Subject: I have found a CD that I think you would enjoy
|John McGlinn, Brent Barrett, Judy Blazer|
Busby Berkeley Album
Genres: Soundtracks, Broadway & Vocalists
Listen to Samples
Similarly Requested CDs
A superb tribute to Warren and Dubin
Gene DeSantis | Philadelphia, PA United States | 04/08/2002
(5 out of 5 stars)
"This inexplicably deleted album features ten Harry Warren-Al Dubin songs from Busby Berkeley's golden years at Warner Bros.; placed next to Rhino/TCM's two-disc soundtrack anthology there is no contest. True it lacks Dick Powell and Ruby Keeler and Jimmy Cagney and the whole magical gang, and you can't help noticing, and a faint museum whiff hovers over such projects, what with our current surfeit of musical genius; but it does have engaging singers -- especially the note-perfect Brent Barrett -- great sound, and the witty, beguiling play of John McGlinn and the London Sinfonietta. Indeed no one ever really did these songs right before; listen to Powell's own mediocre Brunswick records (collected on CD by Columbia/Legacy) and you wonder why the notes didn't jump off the staves and demand justice. If only Berkeley had worked in Dolby Digital; Ray Heindorf's eloquent, saucy, quick-thinking arrangements, with their suggestive wah-wahs and astonished woodwinds (and here augmented with apparent restored cuts and discreet modifications), helped define The Warner Sound and call to mind Carl Stalling, who used Warren-Dubin songs (some might say to death) in his cartoon scores. And the huffing and puffing of the Warner brigade (not yet the well-tuned musical fighting machine of the Steiner years) give way to the stylishness and poise of a conductor who had to lead Show Boat (on another EMI album) to do this; after all, there's operatic DNA in every Harry Warren tune, and Jerome Kern's masterpiece was the first High Opera of Broadway.

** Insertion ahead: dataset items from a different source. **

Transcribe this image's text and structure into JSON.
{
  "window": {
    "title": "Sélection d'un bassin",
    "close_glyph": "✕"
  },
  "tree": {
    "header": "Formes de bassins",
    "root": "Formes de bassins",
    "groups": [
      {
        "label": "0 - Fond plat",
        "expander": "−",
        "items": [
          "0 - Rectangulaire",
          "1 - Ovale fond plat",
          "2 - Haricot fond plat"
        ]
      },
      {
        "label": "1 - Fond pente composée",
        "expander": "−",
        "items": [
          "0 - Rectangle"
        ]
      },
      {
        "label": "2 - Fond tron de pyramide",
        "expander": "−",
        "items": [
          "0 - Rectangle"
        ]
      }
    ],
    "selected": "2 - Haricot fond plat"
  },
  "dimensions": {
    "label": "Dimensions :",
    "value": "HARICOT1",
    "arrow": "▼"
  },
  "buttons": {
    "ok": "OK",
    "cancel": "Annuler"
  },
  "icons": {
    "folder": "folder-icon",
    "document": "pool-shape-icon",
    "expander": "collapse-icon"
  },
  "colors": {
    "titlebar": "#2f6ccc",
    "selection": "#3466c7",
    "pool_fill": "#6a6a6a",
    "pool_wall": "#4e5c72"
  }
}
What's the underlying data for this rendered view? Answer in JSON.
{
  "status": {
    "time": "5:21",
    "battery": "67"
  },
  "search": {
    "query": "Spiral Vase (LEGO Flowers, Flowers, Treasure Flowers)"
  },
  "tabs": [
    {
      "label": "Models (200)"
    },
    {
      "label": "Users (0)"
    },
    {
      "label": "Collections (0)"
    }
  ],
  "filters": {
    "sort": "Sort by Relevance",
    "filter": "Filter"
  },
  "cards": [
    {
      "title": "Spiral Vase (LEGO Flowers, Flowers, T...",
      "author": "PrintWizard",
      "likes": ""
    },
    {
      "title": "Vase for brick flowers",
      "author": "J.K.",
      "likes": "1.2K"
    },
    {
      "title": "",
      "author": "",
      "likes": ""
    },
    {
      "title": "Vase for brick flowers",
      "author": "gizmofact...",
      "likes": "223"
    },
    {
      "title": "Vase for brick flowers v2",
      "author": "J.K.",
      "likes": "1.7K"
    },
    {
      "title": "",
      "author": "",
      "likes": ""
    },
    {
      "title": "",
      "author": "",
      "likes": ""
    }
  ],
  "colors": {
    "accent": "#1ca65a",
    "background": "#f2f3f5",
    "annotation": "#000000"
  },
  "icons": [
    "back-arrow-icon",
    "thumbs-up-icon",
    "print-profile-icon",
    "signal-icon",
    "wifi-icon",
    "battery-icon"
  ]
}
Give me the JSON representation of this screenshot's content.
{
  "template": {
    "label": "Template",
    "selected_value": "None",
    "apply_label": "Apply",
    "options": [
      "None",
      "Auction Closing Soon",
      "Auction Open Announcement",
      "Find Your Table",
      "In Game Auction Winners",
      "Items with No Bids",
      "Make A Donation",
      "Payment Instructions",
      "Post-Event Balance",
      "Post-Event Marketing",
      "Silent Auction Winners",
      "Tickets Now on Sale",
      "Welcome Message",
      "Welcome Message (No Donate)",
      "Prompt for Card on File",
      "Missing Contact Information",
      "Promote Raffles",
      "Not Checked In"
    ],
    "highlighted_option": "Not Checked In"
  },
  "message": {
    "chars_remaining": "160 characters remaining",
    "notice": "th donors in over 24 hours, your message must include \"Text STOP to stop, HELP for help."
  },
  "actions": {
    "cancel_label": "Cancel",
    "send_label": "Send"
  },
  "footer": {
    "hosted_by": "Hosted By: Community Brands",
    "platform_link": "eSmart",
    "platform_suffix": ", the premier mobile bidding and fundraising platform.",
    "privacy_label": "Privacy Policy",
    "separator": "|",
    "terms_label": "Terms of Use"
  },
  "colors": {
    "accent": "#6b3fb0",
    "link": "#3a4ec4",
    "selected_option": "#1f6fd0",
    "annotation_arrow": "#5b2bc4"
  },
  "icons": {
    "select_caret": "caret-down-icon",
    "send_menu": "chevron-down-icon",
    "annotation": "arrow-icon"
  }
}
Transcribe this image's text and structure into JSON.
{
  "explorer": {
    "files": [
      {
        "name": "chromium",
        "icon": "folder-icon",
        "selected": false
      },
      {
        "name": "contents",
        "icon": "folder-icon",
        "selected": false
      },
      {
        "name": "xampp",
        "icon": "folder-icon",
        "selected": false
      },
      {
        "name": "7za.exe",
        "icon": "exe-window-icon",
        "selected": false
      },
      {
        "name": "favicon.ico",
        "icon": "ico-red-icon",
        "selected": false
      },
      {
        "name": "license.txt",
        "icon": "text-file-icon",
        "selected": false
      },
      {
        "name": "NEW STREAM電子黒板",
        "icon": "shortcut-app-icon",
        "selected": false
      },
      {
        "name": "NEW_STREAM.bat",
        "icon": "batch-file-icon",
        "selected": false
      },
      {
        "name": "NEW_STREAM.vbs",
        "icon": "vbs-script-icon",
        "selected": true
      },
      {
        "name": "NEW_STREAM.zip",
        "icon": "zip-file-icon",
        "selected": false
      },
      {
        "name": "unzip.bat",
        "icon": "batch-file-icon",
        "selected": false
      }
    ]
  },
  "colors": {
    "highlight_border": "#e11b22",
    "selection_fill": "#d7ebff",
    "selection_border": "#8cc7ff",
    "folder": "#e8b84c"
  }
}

The only minus is the lack of "I Only Have Eyes for You," perhaps due to time constraints -- a song equally at home with Ol' Blue Eyes and The Flamingos, a romantic expression that only became more impassioned through songs like "At Last" and "Serenade in Blue." But how quickly you forget when someone does this grand music up so grandly."
Daniel Lowenstein | Los Angeles, California United States | 01/07/2009
(5 out of 5 stars)
"In a review of McGlinn's "Jerome Kern Treasury," I said that was McGlinn's best CD. This one is second-best by an eyelash, which is to say it is outstanding, and a serious candidate for anyone's desert island list. As always with McGlinn, the songs and arrangements are faithful to the originals and musically impeccable. The performers are all first-rate. The CD contains familiar songs such as Forty-Second Street, Lullaby of Broadway, and Shuffle Off to Buffalo, as well as less familiar ones like Dames and I'm Going Shopping With You. Mr. Minafri is correct to commend the marvelous Remember My Forgotten Man, but wrong to inject politics. As Amity Shlaes points out in her book, "The Forgotten Man," the phrase was first used by William Graham Sumner to refer to the taxpayer who pays the bill when A compassionately decides to use public funds to benefit B. Can't we leave politics at the door and enjoy such superb music as Americans? And can't Angel re-release this gem of a CD?"